Au seuil des vacances d’été, notre comité vous a déniché sept textes à déguster avec un verre de fin d’après-midi, à l’heure où ombre et lumière font des peaux aux couleurs, à l’heure ou l’air s’arrête et écoute la voix des choses et où les mots trouvent cette étrange intonation, poreuse je dirais…

Cette semaine, nous accueillons deux nouveaux auteurs, et comme chaque fois, c'est un vrai bonheur : Nicolas Kurtovitch et Olivier Requier. Autre source de bonheur, celle de retrouver les chères familières, cette fois-ci celles de Michel Bourhis, de Aaron de Najran et de Mireille Seassau.


Pour commencer, deux textes qui nous chantent et nous dansent dans l’oreille et dans l’œil : C’étaient des heures et Un air de tango de Michel Bourhis. Le deuxième est notre coup de cœur de la semaine : J'aime l'ambiance tango argentin.

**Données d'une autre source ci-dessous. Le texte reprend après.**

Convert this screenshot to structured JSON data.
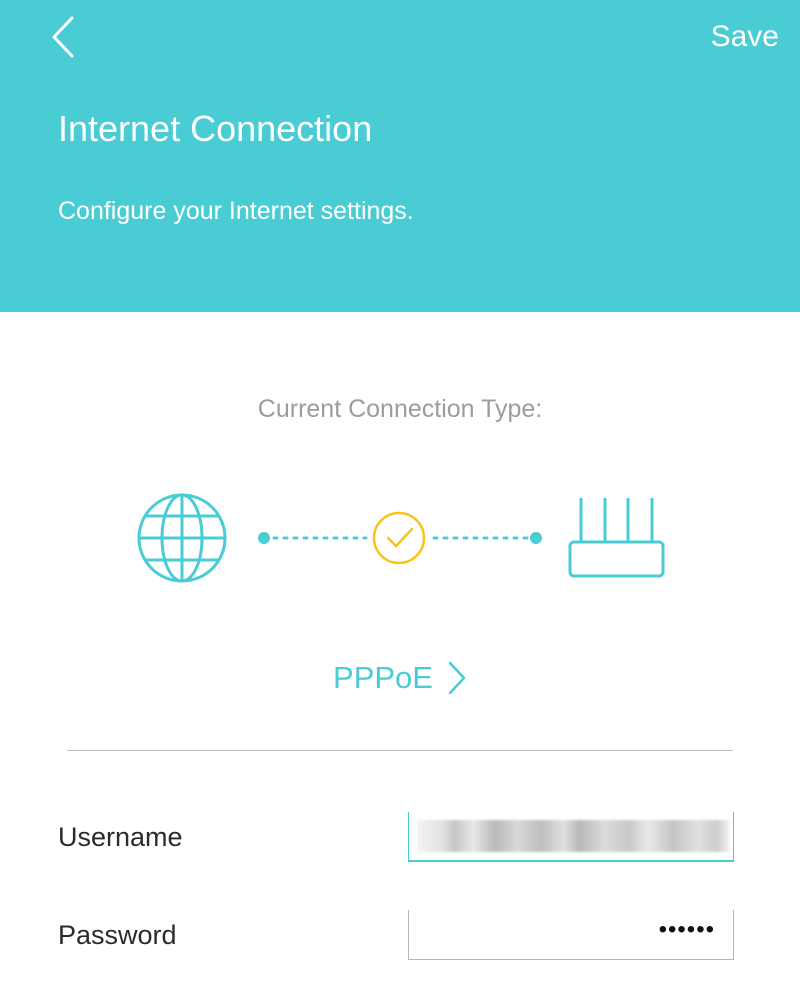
{
  "header": {
    "back_icon": "chevron-left-icon",
    "save_label": "Save",
    "title": "Internet Connection",
    "subtitle": "Configure your Internet settings."
  },
  "connection": {
    "section_label": "Current Connection Type:",
    "type": "PPPoE",
    "icons": [
      "globe-icon",
      "check-circle-icon",
      "router-icon",
      "chevron-right-icon"
    ]
  },
  "form": {
    "username_label": "Username",
    "password_label": "Password",
    "password_value": "••••••"
  },
  "colors": {
    "accent": "#4accd4",
    "status_ok": "#f5c518",
    "label_gray": "#9c9c9c"
  }
}
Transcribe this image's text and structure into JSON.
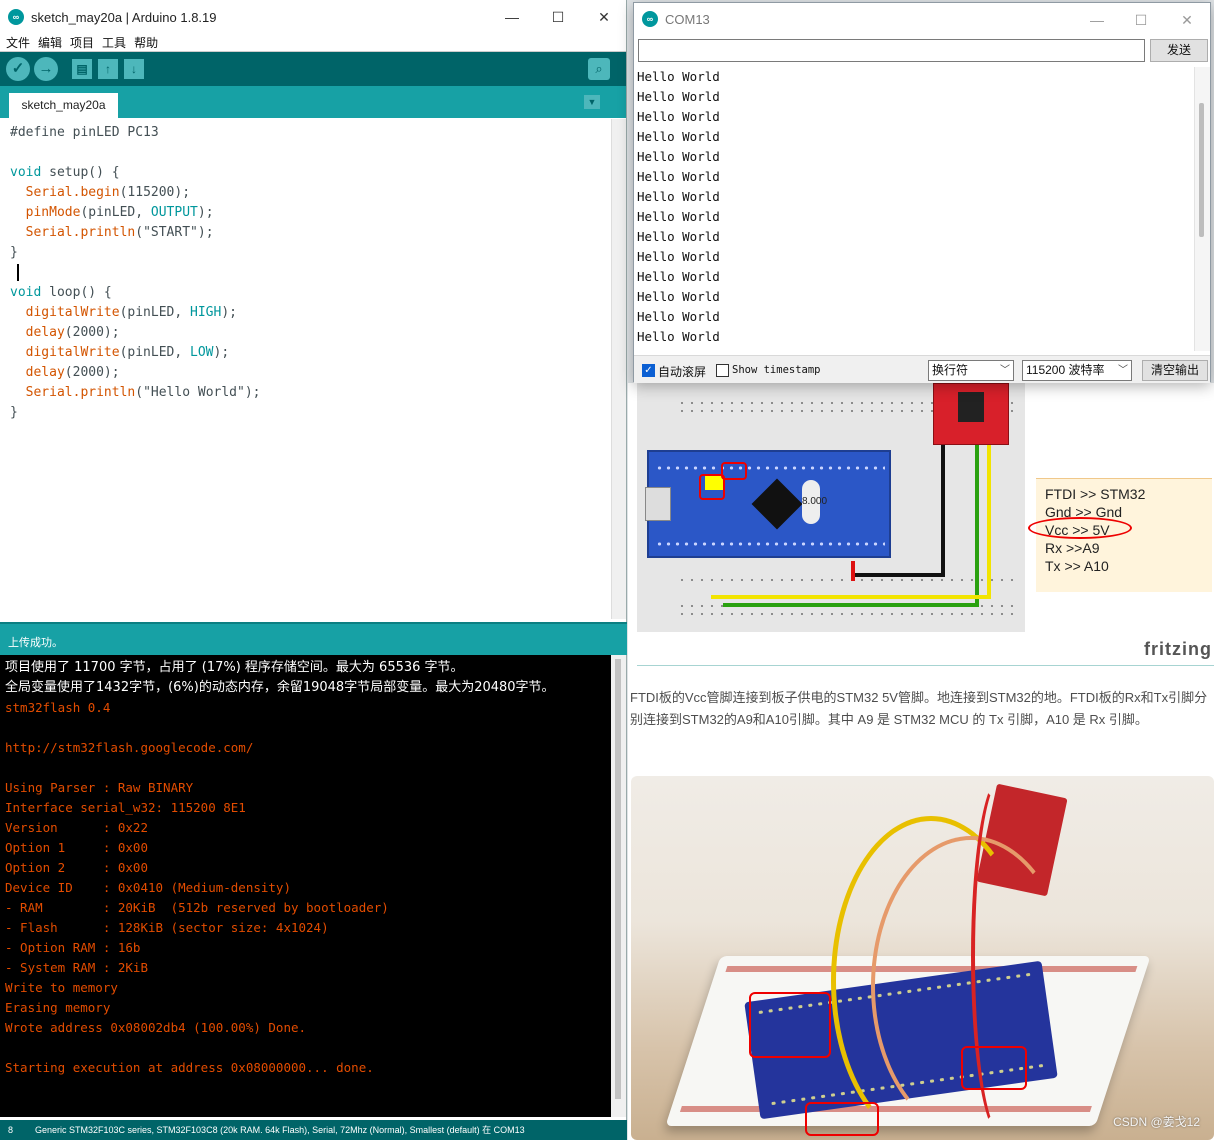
{
  "ide": {
    "title": "sketch_may20a | Arduino 1.8.19",
    "window_controls": [
      "—",
      "☐",
      "✕"
    ],
    "menu": [
      "文件",
      "编辑",
      "项目",
      "工具",
      "帮助"
    ],
    "tab_label": "sketch_may20a",
    "code": {
      "l1": "#define pinLED PC13",
      "setup_sig_kw": "void",
      "setup_sig": " setup() {",
      "serial1": "Serial",
      "begin": ".begin",
      "begin_args": "(115200);",
      "pinmode": "pinMode",
      "pinmode_args": "(pinLED, ",
      "output_const": "OUTPUT",
      "close_paren": ");",
      "serial2": "Serial",
      "println1": ".println",
      "println1_args": "(\"START\");",
      "brace_close": "}",
      "loop_sig_kw": "void",
      "loop_sig": " loop() {",
      "dw1": "digitalWrite",
      "dw1_args": "(pinLED, ",
      "high": "HIGH",
      "delay1": "delay",
      "delay1_args": "(2000);",
      "dw2": "digitalWrite",
      "dw2_args": "(pinLED, ",
      "low": "LOW",
      "delay2": "delay",
      "delay2_args": "(2000);",
      "serial3": "Serial",
      "println2": ".println",
      "println2_args": "(\"Hello World\");"
    },
    "status": "上传成功。",
    "console": {
      "white": [
        "项目使用了 11700 字节，占用了 (17%) 程序存储空间。最大为 65536 字节。",
        "全局变量使用了1432字节，(6%)的动态内存，余留19048字节局部变量。最大为20480字节。"
      ],
      "orange": [
        "stm32flash 0.4",
        "",
        "http://stm32flash.googlecode.com/",
        "",
        "Using Parser : Raw BINARY",
        "Interface serial_w32: 115200 8E1",
        "Version      : 0x22",
        "Option 1     : 0x00",
        "Option 2     : 0x00",
        "Device ID    : 0x0410 (Medium-density)",
        "- RAM        : 20KiB  (512b reserved by bootloader)",
        "- Flash      : 128KiB (sector size: 4x1024)",
        "- Option RAM : 16b",
        "- System RAM : 2KiB",
        "Write to memory",
        "Erasing memory",
        "Wrote address 0x08002db4 (100.00%) Done.",
        "",
        "Starting execution at address 0x08000000... done."
      ]
    },
    "footer_line": "8",
    "footer_board": "Generic STM32F103C series, STM32F103C8 (20k RAM. 64k Flash), Serial, 72Mhz (Normal), Smallest (default) 在 COM13"
  },
  "serial": {
    "title": "COM13",
    "window_controls": [
      "—",
      "☐",
      "✕"
    ],
    "input_value": "",
    "send_label": "发送",
    "lines": [
      "Hello World",
      "Hello World",
      "Hello World",
      "Hello World",
      "Hello World",
      "Hello World",
      "Hello World",
      "Hello World",
      "Hello World",
      "Hello World",
      "Hello World",
      "Hello World",
      "Hello World",
      "Hello World"
    ],
    "autoscroll_label": "自动滚屏",
    "autoscroll_checked": true,
    "timestamp_label": "Show timestamp",
    "timestamp_checked": false,
    "line_ending": "换行符",
    "baud": "115200 波特率",
    "clear_label": "清空输出"
  },
  "page": {
    "note_lines": [
      "FTDI >> STM32",
      "Gnd >> Gnd",
      "Vcc >> 5V",
      "Rx >>A9",
      "Tx >> A10"
    ],
    "fritzing_label": "fritzing",
    "paragraph": "FTDI板的Vcc管脚连接到板子供电的STM32 5V管脚。地连接到STM32的地。FTDI板的Rx和Tx引脚分别连接到STM32的A9和A10引脚。其中 A9 是 STM32 MCU 的 Tx 引脚，A10 是 Rx 引脚。",
    "watermark": "CSDN @姜戈12",
    "crystal_label": "8.000",
    "colors": {
      "teal_dark": "#006468",
      "teal": "#17a1a5",
      "console_orange": "#e34c00",
      "highlight_red": "#ee0000"
    }
  }
}
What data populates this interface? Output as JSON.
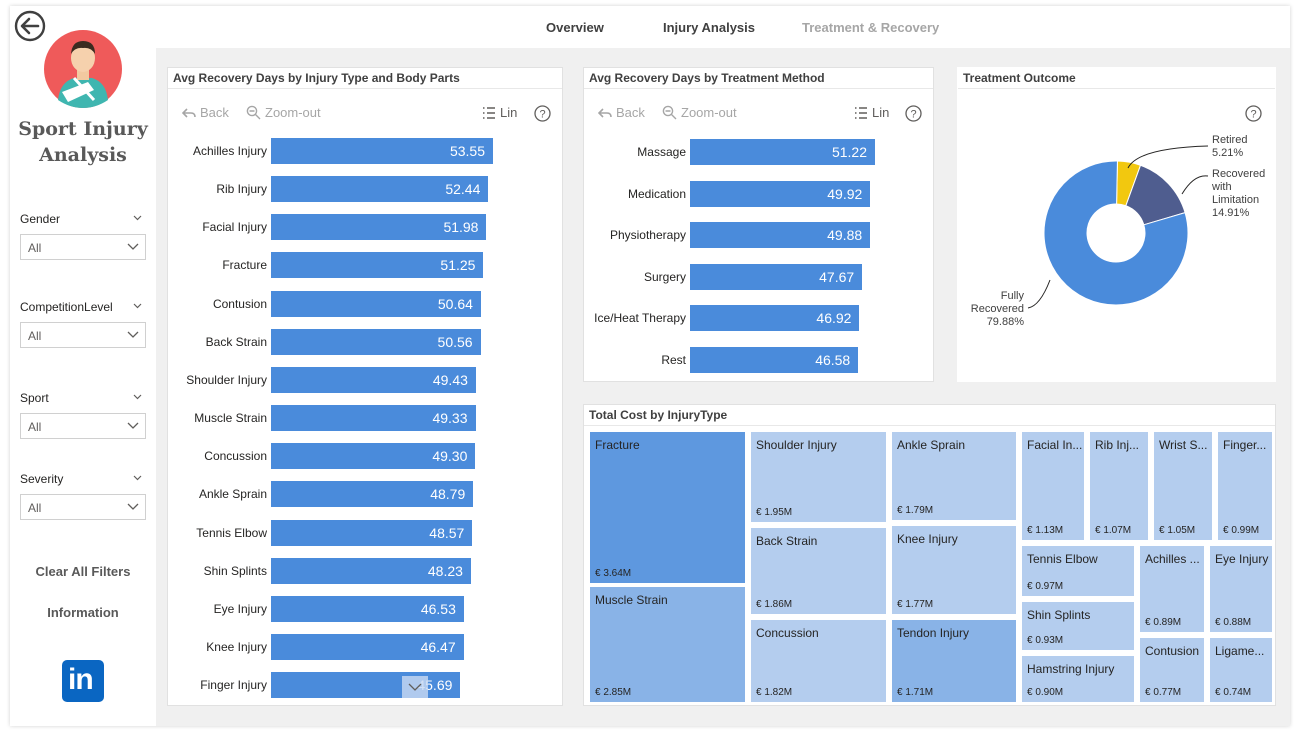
{
  "sidebar": {
    "title_line1": "Sport Injury",
    "title_line2": "Analysis",
    "filters": [
      {
        "label": "Gender",
        "value": "All"
      },
      {
        "label": "CompetitionLevel",
        "value": "All"
      },
      {
        "label": "Sport",
        "value": "All"
      },
      {
        "label": "Severity",
        "value": "All"
      }
    ],
    "clear_filters": "Clear All Filters",
    "information": "Information",
    "linkedin": "in"
  },
  "nav": {
    "tabs": [
      "Overview",
      "Injury Analysis",
      "Treatment & Recovery"
    ],
    "active": "Injury Analysis",
    "disabled": "Treatment & Recovery"
  },
  "toolbar": {
    "back": "Back",
    "zoom_out": "Zoom-out",
    "lin": "Lin",
    "help": "?"
  },
  "chart_injury": {
    "title": "Avg Recovery Days by Injury Type and Body Parts"
  },
  "chart_treatment": {
    "title": "Avg Recovery Days by Treatment Method"
  },
  "chart_outcome": {
    "title": "Treatment Outcome",
    "labels": {
      "retired": [
        "Retired",
        "5.21%"
      ],
      "limitation": [
        "Recovered",
        "with",
        "Limitation",
        "14.91%"
      ],
      "fully": [
        "Fully",
        "Recovered",
        "79.88%"
      ]
    }
  },
  "chart_cost": {
    "title": "Total Cost by InjuryType"
  },
  "chart_data": [
    {
      "type": "bar",
      "orientation": "horizontal",
      "title": "Avg Recovery Days by Injury Type and Body Parts",
      "categories": [
        "Achilles Injury",
        "Rib Injury",
        "Facial Injury",
        "Fracture",
        "Contusion",
        "Back Strain",
        "Shoulder Injury",
        "Muscle Strain",
        "Concussion",
        "Ankle Sprain",
        "Tennis Elbow",
        "Shin Splints",
        "Eye Injury",
        "Knee Injury",
        "Finger Injury"
      ],
      "values": [
        53.55,
        52.44,
        51.98,
        51.25,
        50.64,
        50.56,
        49.43,
        49.33,
        49.3,
        48.79,
        48.57,
        48.23,
        46.53,
        46.47,
        45.69
      ],
      "labels": [
        "53.55",
        "52.44",
        "51.98",
        "51.25",
        "50.64",
        "50.56",
        "49.43",
        "49.33",
        "49.30",
        "48.79",
        "48.57",
        "48.23",
        "46.53",
        "46.47",
        "45.69"
      ],
      "color": "#4a8bdb",
      "grid": false
    },
    {
      "type": "bar",
      "orientation": "horizontal",
      "title": "Avg Recovery Days by Treatment Method",
      "categories": [
        "Massage",
        "Medication",
        "Physiotherapy",
        "Surgery",
        "Ice/Heat Therapy",
        "Rest"
      ],
      "values": [
        51.22,
        49.92,
        49.88,
        47.67,
        46.92,
        46.58
      ],
      "labels": [
        "51.22",
        "49.92",
        "49.88",
        "47.67",
        "46.92",
        "46.58"
      ],
      "color": "#4a8bdb",
      "grid": false
    },
    {
      "type": "pie",
      "variant": "donut",
      "title": "Treatment Outcome",
      "categories": [
        "Retired",
        "Recovered with Limitation",
        "Fully Recovered"
      ],
      "values": [
        5.21,
        14.91,
        79.88
      ],
      "colors": [
        "#f2c80f",
        "#4f5d8f",
        "#4a8bdb"
      ]
    },
    {
      "type": "treemap",
      "title": "Total Cost by InjuryType",
      "categories": [
        "Fracture",
        "Muscle Strain",
        "Shoulder Injury",
        "Back Strain",
        "Concussion",
        "Ankle Sprain",
        "Knee Injury",
        "Tendon Injury",
        "Facial In...",
        "Rib Inj...",
        "Wrist S...",
        "Finger...",
        "Tennis Elbow",
        "Shin Splints",
        "Hamstring Injury",
        "Achilles ...",
        "Eye Injury",
        "Contusion",
        "Ligame..."
      ],
      "values": [
        3.64,
        2.85,
        1.95,
        1.86,
        1.82,
        1.79,
        1.77,
        1.71,
        1.13,
        1.07,
        1.05,
        0.99,
        0.97,
        0.93,
        0.9,
        0.89,
        0.88,
        0.77,
        0.74
      ],
      "labels": [
        "€ 3.64M",
        "€ 2.85M",
        "€ 1.95M",
        "€ 1.86M",
        "€ 1.82M",
        "€ 1.79M",
        "€ 1.77M",
        "€ 1.71M",
        "€ 1.13M",
        "€ 1.07M",
        "€ 1.05M",
        "€ 0.99M",
        "€ 0.97M",
        "€ 0.93M",
        "€ 0.90M",
        "€ 0.89M",
        "€ 0.88M",
        "€ 0.77M",
        "€ 0.74M"
      ],
      "unit": "€ M"
    }
  ]
}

Le décor est très bien suggéré : air humide, relents de bière et d'anisette, piste vide, et les émotions (pleurait l'exil, surtout en rappel) que suggère cette danse sont vraiment bien rendues. Pour un peu on entendrait la musique et on ressentirait une légère angoisse. Un voyage express en Amérique du Sud. Je pense à la chanson de Brel dans les ports d'Amsterdam ; autre pays, mais ambiance aussi. Bravo. (Ailen)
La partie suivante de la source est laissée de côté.